Are you really prepared?
-  Is your Will up to date? You don't need a will that's prepared by base legal to "be 
   legal;" my parents' had a computer generated "Best Buy" will which was witnessed  
   and notarized per Florida state law ... it cleared through probate in only two days.
-  Our family had the "talk" two years before the accident; we knew to fly the bodies back 
   to Kentucky, they wanted to be cremated versus buried, the desired funeral home and 
   all their wishes.
-  Do you know where a copy of the will and important papers are for your family?

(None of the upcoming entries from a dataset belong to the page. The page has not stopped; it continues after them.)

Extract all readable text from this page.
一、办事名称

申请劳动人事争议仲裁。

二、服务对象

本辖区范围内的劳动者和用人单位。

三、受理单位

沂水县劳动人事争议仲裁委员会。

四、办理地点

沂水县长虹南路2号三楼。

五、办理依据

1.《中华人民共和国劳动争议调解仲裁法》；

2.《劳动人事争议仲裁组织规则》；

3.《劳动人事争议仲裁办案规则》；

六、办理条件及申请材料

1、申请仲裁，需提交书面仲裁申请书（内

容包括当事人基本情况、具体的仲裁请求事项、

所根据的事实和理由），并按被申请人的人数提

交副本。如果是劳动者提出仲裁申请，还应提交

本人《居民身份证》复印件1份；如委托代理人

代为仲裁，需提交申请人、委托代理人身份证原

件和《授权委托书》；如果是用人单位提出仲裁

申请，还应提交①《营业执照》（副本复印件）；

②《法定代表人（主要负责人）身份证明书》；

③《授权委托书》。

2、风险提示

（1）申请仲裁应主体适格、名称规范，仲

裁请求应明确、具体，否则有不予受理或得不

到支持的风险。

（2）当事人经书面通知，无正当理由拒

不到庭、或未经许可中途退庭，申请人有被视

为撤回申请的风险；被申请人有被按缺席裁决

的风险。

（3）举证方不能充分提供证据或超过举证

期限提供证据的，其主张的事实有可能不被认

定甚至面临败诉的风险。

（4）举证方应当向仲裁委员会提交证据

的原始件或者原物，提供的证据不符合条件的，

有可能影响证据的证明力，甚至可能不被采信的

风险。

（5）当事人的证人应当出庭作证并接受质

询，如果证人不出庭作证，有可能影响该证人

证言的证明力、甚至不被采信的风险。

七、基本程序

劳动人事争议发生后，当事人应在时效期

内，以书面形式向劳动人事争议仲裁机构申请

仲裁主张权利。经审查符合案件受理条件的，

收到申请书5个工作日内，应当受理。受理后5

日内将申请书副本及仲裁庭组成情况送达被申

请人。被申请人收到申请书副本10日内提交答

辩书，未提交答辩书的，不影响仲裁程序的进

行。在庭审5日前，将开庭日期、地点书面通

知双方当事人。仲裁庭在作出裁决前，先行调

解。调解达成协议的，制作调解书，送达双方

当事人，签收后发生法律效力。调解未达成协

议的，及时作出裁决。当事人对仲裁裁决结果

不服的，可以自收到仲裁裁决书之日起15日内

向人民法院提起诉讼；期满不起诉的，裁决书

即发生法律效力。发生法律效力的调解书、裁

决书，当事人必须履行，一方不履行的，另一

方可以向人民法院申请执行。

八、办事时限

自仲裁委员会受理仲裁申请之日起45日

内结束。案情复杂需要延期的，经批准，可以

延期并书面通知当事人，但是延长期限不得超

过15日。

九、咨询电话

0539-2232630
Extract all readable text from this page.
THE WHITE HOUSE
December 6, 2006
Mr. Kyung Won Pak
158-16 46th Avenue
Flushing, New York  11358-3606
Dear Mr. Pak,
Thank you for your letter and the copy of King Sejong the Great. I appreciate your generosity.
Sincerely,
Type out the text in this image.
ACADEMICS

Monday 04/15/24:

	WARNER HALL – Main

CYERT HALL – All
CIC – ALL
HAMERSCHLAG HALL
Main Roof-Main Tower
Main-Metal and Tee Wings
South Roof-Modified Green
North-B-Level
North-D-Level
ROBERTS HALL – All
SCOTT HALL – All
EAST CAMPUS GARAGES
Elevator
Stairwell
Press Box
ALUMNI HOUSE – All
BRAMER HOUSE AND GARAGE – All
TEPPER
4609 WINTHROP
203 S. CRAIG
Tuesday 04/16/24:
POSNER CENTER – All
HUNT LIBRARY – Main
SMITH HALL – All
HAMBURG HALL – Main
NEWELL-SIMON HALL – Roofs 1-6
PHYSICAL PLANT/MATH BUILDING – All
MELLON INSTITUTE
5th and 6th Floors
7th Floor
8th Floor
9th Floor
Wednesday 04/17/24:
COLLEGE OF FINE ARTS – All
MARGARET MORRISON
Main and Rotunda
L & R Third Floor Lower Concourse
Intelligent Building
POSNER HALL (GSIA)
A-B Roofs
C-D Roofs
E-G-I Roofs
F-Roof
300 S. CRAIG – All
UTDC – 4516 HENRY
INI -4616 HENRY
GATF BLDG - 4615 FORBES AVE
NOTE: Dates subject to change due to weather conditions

-  Do they have a listing of all of their bills, accounts, investments, etc.? We couldn't get 
   in their home computer because it was password protected.
-  Recommend you have "contingents" listed on your life insurance policies ... most 
   people just put their spouse; in our case, it delayed the payout of one of the polices 
   and it could have led to a court case for payment.
-  Does your family have a safety deposit box, at which bank, do you have access, where  
   is the key?
-  If you have a death in your family or a change of status in your marriage, you need to 
   immediately review your DD Form 93, your insurance beneficiaries and your will!

The bottom line is if you choose to drink and drive, it's a personal decision and the real "deterrent" shouldn't be that the Air Force will hold you to a higher standard. It should be when you're under the influence, you run the risk of misjudging a situation which may require an instant decision or reaction. If impaired, that could result in you taking the life of or maiming an innocent victim. 

No matter what, we all need to truly have our personal affairs in order. I beg you to talk to your family and have that discussion ... it will help the heart if the time ever comes. And by the way, in case you were wondering, the drunk driver lived, jumped bail and is now listed on Florida's Most Wanted web site.